One moment you could be pounding your fist at a thumping rock number and the next welling up as a character sings a ballad about their upbringing and their life.
Kinky Boots tells the story of Charlie Price, a fourth generation shoe-maker in Northampton. However, Charlie has no desire to follow his father into the family business and moves to London with his fiancee. Not long after arriving, (minor spoiler) Charlie’s dad dies and so he reluctantly takes over the family business, which he discovers is near bankruptcy.

Through a chance meeting with Lola (a local drag queen), he decides to make high-quality boots for drag queens. 

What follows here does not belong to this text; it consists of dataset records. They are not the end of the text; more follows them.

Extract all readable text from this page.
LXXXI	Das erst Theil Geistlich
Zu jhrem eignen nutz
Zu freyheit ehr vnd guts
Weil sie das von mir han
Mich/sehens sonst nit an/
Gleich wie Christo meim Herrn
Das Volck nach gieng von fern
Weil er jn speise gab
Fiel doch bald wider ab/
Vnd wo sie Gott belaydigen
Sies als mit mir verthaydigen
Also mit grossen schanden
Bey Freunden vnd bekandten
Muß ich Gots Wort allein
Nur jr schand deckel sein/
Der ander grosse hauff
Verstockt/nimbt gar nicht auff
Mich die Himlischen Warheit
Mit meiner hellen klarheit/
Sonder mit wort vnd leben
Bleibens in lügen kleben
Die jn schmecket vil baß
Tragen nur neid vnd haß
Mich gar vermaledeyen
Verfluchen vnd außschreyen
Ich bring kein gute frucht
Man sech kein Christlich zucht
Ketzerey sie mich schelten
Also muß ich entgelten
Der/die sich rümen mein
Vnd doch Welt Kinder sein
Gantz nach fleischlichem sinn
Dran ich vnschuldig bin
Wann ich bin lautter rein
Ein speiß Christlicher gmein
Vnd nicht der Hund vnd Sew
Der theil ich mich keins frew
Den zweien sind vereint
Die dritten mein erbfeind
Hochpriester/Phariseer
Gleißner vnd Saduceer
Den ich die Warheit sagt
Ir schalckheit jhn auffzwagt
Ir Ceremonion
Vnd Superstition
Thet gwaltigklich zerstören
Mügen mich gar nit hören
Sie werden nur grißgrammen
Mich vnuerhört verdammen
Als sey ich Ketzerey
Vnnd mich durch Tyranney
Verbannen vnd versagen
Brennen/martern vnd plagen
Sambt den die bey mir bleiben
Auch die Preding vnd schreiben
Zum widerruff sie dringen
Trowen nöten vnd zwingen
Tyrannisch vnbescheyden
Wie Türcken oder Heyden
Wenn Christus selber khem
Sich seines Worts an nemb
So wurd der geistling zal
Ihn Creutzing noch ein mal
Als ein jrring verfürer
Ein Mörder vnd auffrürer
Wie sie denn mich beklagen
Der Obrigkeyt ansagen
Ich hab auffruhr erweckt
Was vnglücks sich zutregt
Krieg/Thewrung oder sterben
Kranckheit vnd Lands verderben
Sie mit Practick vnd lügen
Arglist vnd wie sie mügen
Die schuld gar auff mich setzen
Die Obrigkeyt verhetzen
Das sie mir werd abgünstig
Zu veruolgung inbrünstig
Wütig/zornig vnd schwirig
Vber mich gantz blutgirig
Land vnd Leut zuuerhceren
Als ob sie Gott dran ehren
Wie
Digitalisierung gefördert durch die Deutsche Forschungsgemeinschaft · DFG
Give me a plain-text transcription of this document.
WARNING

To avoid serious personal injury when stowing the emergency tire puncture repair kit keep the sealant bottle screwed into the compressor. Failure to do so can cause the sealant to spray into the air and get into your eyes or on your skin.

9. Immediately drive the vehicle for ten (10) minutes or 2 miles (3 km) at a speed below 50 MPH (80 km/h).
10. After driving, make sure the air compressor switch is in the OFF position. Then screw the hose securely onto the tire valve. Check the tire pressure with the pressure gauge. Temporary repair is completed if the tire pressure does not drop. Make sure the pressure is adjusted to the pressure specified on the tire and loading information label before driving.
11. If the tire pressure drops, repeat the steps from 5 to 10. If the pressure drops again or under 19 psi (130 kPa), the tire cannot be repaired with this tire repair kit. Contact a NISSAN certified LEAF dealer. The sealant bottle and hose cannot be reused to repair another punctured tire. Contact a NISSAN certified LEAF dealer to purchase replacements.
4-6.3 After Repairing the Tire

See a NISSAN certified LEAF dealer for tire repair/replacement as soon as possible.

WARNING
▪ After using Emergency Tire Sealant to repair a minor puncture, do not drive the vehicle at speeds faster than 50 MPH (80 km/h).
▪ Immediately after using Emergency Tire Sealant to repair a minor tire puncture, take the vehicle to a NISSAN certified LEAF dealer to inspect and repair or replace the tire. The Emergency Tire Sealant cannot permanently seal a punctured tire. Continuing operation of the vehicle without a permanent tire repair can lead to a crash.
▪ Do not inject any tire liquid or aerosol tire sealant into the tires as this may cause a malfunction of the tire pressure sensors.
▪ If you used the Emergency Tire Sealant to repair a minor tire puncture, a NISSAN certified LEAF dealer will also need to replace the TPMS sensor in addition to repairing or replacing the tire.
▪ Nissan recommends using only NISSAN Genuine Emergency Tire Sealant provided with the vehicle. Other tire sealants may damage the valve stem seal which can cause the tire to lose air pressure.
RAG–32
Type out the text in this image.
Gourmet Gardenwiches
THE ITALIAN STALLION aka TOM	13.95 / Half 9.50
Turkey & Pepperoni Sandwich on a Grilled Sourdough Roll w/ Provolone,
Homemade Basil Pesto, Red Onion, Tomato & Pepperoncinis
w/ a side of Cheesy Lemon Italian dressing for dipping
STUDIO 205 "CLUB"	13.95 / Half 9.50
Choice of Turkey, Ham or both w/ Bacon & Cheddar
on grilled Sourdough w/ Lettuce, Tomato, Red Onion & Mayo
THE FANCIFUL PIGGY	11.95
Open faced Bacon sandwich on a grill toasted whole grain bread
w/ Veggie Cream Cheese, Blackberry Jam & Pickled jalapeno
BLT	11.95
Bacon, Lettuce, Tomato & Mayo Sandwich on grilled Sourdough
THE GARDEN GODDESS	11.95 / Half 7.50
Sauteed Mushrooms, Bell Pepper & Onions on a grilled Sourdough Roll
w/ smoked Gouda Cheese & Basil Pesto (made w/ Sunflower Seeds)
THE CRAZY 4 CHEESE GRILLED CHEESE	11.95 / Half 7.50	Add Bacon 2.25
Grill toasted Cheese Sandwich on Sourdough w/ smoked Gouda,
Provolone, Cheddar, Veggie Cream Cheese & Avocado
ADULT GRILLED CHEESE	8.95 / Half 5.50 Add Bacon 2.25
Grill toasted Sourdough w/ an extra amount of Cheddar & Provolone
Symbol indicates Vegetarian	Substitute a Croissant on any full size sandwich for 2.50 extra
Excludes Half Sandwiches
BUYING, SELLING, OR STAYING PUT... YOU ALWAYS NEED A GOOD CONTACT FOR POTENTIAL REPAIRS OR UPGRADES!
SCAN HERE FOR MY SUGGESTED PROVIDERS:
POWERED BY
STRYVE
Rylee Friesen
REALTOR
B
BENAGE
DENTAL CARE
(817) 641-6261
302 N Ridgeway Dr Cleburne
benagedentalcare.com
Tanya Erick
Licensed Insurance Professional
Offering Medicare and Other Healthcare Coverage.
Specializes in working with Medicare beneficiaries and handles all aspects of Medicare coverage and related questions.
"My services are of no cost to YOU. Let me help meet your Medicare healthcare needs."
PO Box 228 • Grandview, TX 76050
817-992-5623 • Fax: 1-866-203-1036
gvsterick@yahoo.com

Admittedly, the story does sound quite strange when you just read it in black and white, but the writing is so high quality that it never enters your mind. There’s a reason it’s won every Best Musical Award possible.

Being the umpteenth person to play a character, especially one as well known and beloved as Lola in Kinky Boots, is always a monumental challenge; no matter how you decide to play the part, you are almost guaranteed that someone has done it the same way before you.
As is often the case, Lola, played by the excellent Callum Francis, stole the show, as every Lola tends to do. I could talk about the gorgeous set design; and gorgeous it was; or the magnificent supporting cast (one of which may have been there to help sell tickets, but that’s by the by), but, truth be told, every scene was made better by the inclusion of Lola, and the scenes which she wasn’t in left you waiting until her arrival again.

Having already seen Kinky Boots on the West End a long time before seeing this performance, it’s only natural that I would make comparisons between that performance and this one. And, honestly, this was probably better. There were no areas which I was left wishing for the West End cast, and there were even a couple of moments which I felt were handled much better than on my first viewing. 

One of these moments in particular was the rendition of ‘Not My Father’s Son’, which the touring cast chose to do very differently to their London counterparts. While the West End cast chose to make it a passionate and emotional anthem, this cast chose to go in the opposite direction, making it tender and heartfelt.

If there was one nitpick I could make, and it is only a minor one which isn’t the fault of anyone involved, it’s that, as the show is a touring production, no children are able to be part of the cast, which means no young Charlie or Lola, which also meant that the rendition of “The Most Beautiful Thing” didn’t pull at the heartstrings as much as it could.